The key to a Columbia worthy staycation


Courtney Bach

Ah, May. The time of year when people get excited for summer plans and are ready to leave school.
For those who don’t have summer plans, though, life has the potential to get boring. That’s why people should know how to have a Columbia style vacation.
One simple, yet fun, activity for teenagers in Columbia is Breakout COMO, 218 N 8th Street. The objective of Breakout is to find clues and solve puzzles in order to get out of the escape rooms they have.
The obstacle: participants only have 60 minutes. Freshman George Matthes has attempted to elude the time constraints.
“We didn’t end up escaping, but it was a great experience. There’s a bunch of hidden puzzles everywhere, and you don’t really know what you’re looking for until it becomes clear in the end,” Matthes said. “We were one number away from escaping, but then the timer went off.”
Breakout COMO, typically $25 per person, has multiple rooms, all with different themes and background stories. It’s a fun activity to do with friends that’s easy to access, but not as easy to win, Matthes said. Sadly, not all summer activities are as simple to be a part of.
The reason summer can be hard to plan for some students is because of some events are more expensive and exclusive events than others. Coachella, for example, is everywhere this time of year, and why not? It’s a huge music festival with amazing artists. The bad news is it costs about the down payment on a house, and that’s not counting travel cost. The good news is that Columbia has its own music fest.
To compensate, just get some tickets for the 9th Street Summerfest. The music festival, hosted by the Blue Note, will have live music downtown over the next few months. Some of the featured artists include Dierks Bentley on June 13 and Weird Al Yankovic on July 24. They also host a couple of free shows where the only important thing is to show up early.
Freshman Ellie Carver-Horner pointed out the Blue Note’s sense of community brought about through the music.
“I would recommend going to the Blue Note for live music because it supports a local business and the venue brings in a lot of great musicians that a lot of people haven’t heard of,” Carver-Horner said.
Of course, there’s more to Columbia than just a breakout room and a music fest. When it starts to get tedious, it’s time to check out the Columbia Art League, 207 S 9th Street, a small scale art museum that features local artists.
When June 2-3 comes, it will be time to head out to Stephen’s Lake Park for Columbia Art League’s annual Art in the Park. Entrance to this art-based festival is free and provides activities to participate in. Various artists and volunteers will be there to sell paintings, mugs, scarfs; pretty much anything that someone put creative thought into. While walking around, participants can stop at a food truck, get some lemonade or maybe even get their face painted.
Freshman Jessica Mobley participated in the event just last year. She enjoyed the various activities, people and art there, all of which really bring the event together.

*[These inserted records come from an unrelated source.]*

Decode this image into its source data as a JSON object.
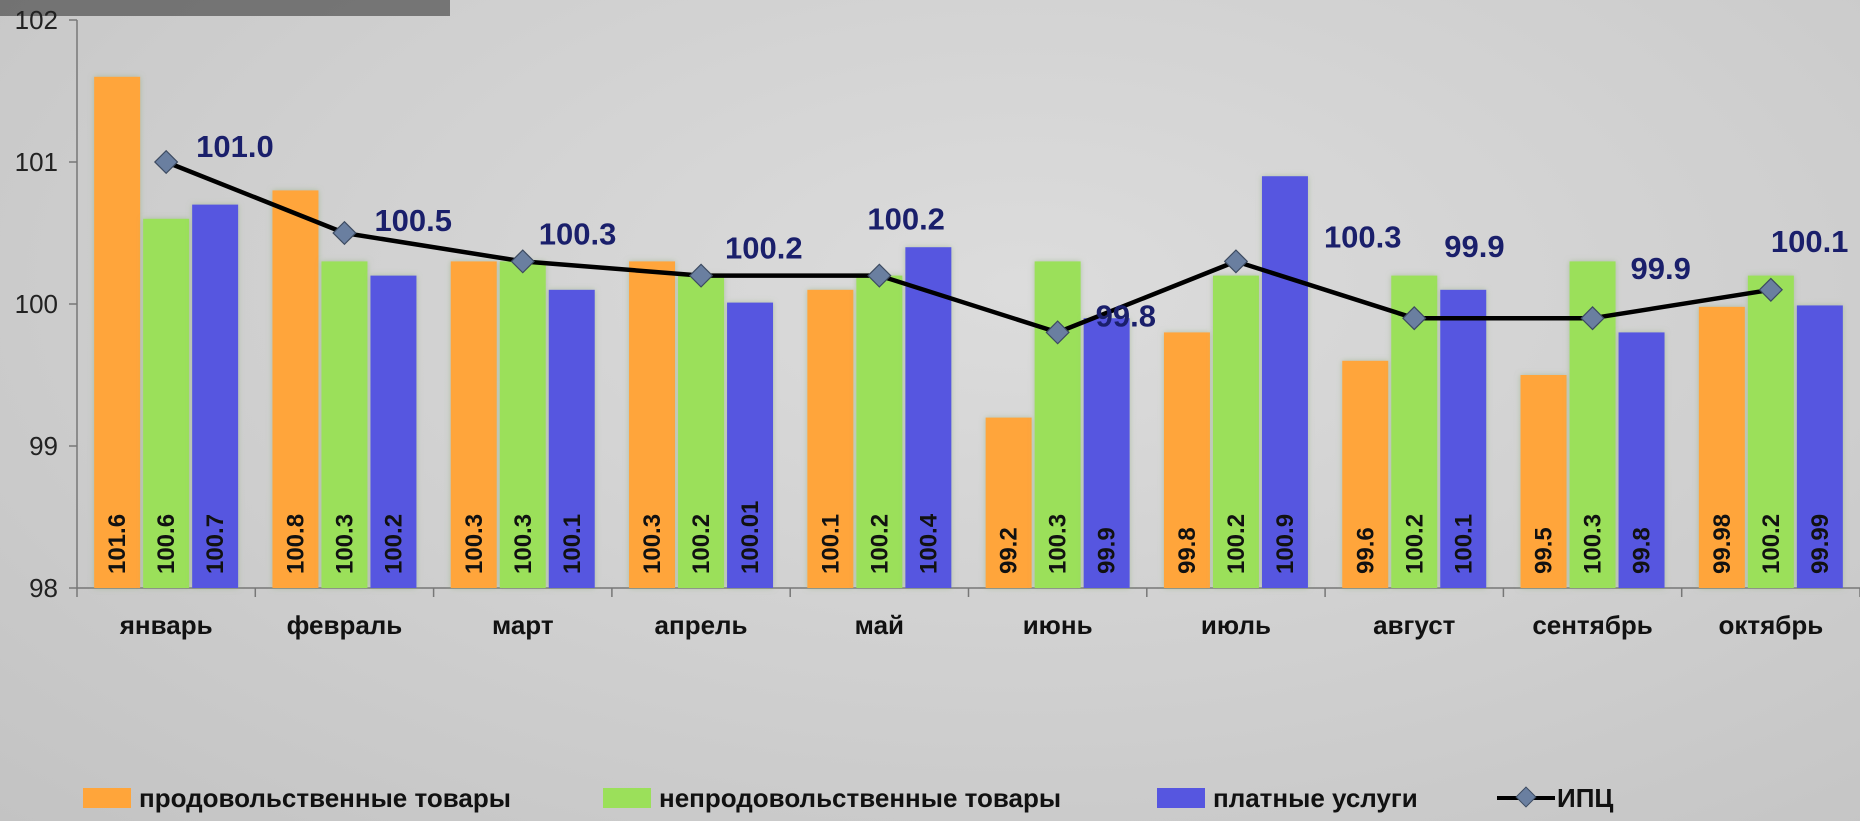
{
  "chart_data": {
    "type": "bar",
    "categories": [
      "январь",
      "февраль",
      "март",
      "апрель",
      "май",
      "июнь",
      "июль",
      "август",
      "сентябрь",
      "октябрь"
    ],
    "series": [
      {
        "name": "продовольственные товары",
        "kind": "bar",
        "color": "#FFA53A",
        "values": [
          101.6,
          100.8,
          100.3,
          100.3,
          100.1,
          99.2,
          99.8,
          99.6,
          99.5,
          99.98
        ],
        "labels": [
          "101.6",
          "100.8",
          "100.3",
          "100.3",
          "100.1",
          "99.2",
          "99.8",
          "99.6",
          "99.5",
          "99.98"
        ]
      },
      {
        "name": "непродовольственные товары",
        "kind": "bar",
        "color": "#9BE05A",
        "values": [
          100.6,
          100.3,
          100.3,
          100.2,
          100.2,
          100.3,
          100.2,
          100.2,
          100.3,
          100.2
        ],
        "labels": [
          "100.6",
          "100.3",
          "100.3",
          "100.2",
          "100.2",
          "100.3",
          "100.2",
          "100.2",
          "100.3",
          "100.2"
        ]
      },
      {
        "name": "платные услуги",
        "kind": "bar",
        "color": "#5656E0",
        "values": [
          100.7,
          100.2,
          100.1,
          100.01,
          100.4,
          99.9,
          100.9,
          100.1,
          99.8,
          99.99
        ],
        "labels": [
          "100.7",
          "100.2",
          "100.1",
          "100.01",
          "100.4",
          "99.9",
          "100.9",
          "100.1",
          "99.8",
          "99.99"
        ]
      },
      {
        "name": "ИПЦ",
        "kind": "line",
        "color": "#000000",
        "marker_color": "#6A7FA0",
        "values": [
          101.0,
          100.5,
          100.3,
          100.2,
          100.2,
          99.8,
          100.3,
          99.9,
          99.9,
          100.1
        ],
        "labels": [
          "101.0",
          "100.5",
          "100.3",
          "100.2",
          "100.2",
          "99.8",
          "100.3",
          "99.9",
          "99.9",
          "100.1"
        ]
      }
    ],
    "y_ticks": [
      "98",
      "99",
      "100",
      "101",
      "102"
    ],
    "ylim": [
      98,
      102
    ],
    "grid": false,
    "legend_position": "bottom",
    "title": "",
    "xlabel": "",
    "ylabel": ""
  }
}
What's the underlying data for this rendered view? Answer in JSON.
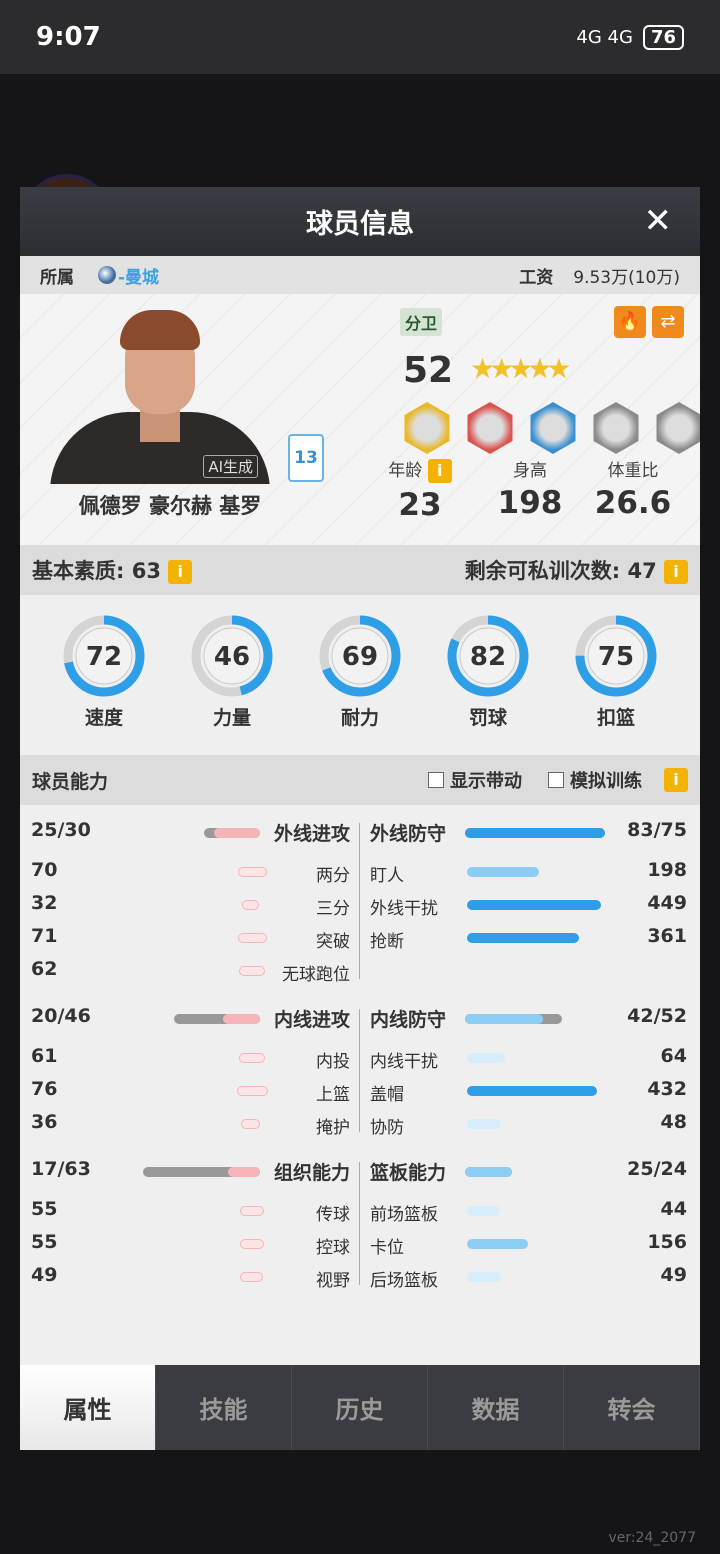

“There’s also a ton of cool people there that can do some amazing things,” Mobley said. “It’s really fun and enjoyable for all people and all ages to go to and see different people that are all having a good time.”
Art in the Park is a way to not only experience new things, but have a new sense of community and a calm, creative atmosphere. The various participants provide a new environment for Columbia’s art lovers.
If one is searching for a little more adventure, head to 1201 American Parkway and discover Sky Zone, an indoor trampoline park where the floor and walls are made of trampolines. It has areas for obstacle courses, dodgeball, free jump and more. They also serve Manzo’s pizza along with other food and drinks.
“[Sky Zone has] great food, super rad people working there; they even [have] a nerf gun battle area, which is pretty dope,” junior Grant Bentinganan said. “My all-time favorite things were the two big walls that you run up and grab the top of.” He also commented that Sky Zone would definitely be the type of place he would go to with friends to have a party or special event. Sky Zone also has programs available such as workout classes (Skyfit), a night made solely for glow in the dark fun (Glow) and more. The price varies but is typically $10 to $15 an hour with an additional $3 for the special socks that are required to jump.
The difficult part of having a sufficient staycation in Columbia is being used to the environment. Matthes believes that since he has lived here so long, Columbia does tend to lose its fun factor.
“I think Columbia does get boring overtime,” Matthes said. “Right now, a staycation is really difficult, but I feel it’s on schedule to improve overtime with Columbia’s current growth.”
Not everyone agrees with Matthes. Bentinganan thinks that Columbia won’t get any better than it is.
“It’s more of a place for people in their 30’s and 40’s looking to start a family,” Bentinganan said. “Work a 9-5 job, and live a comfortable life.”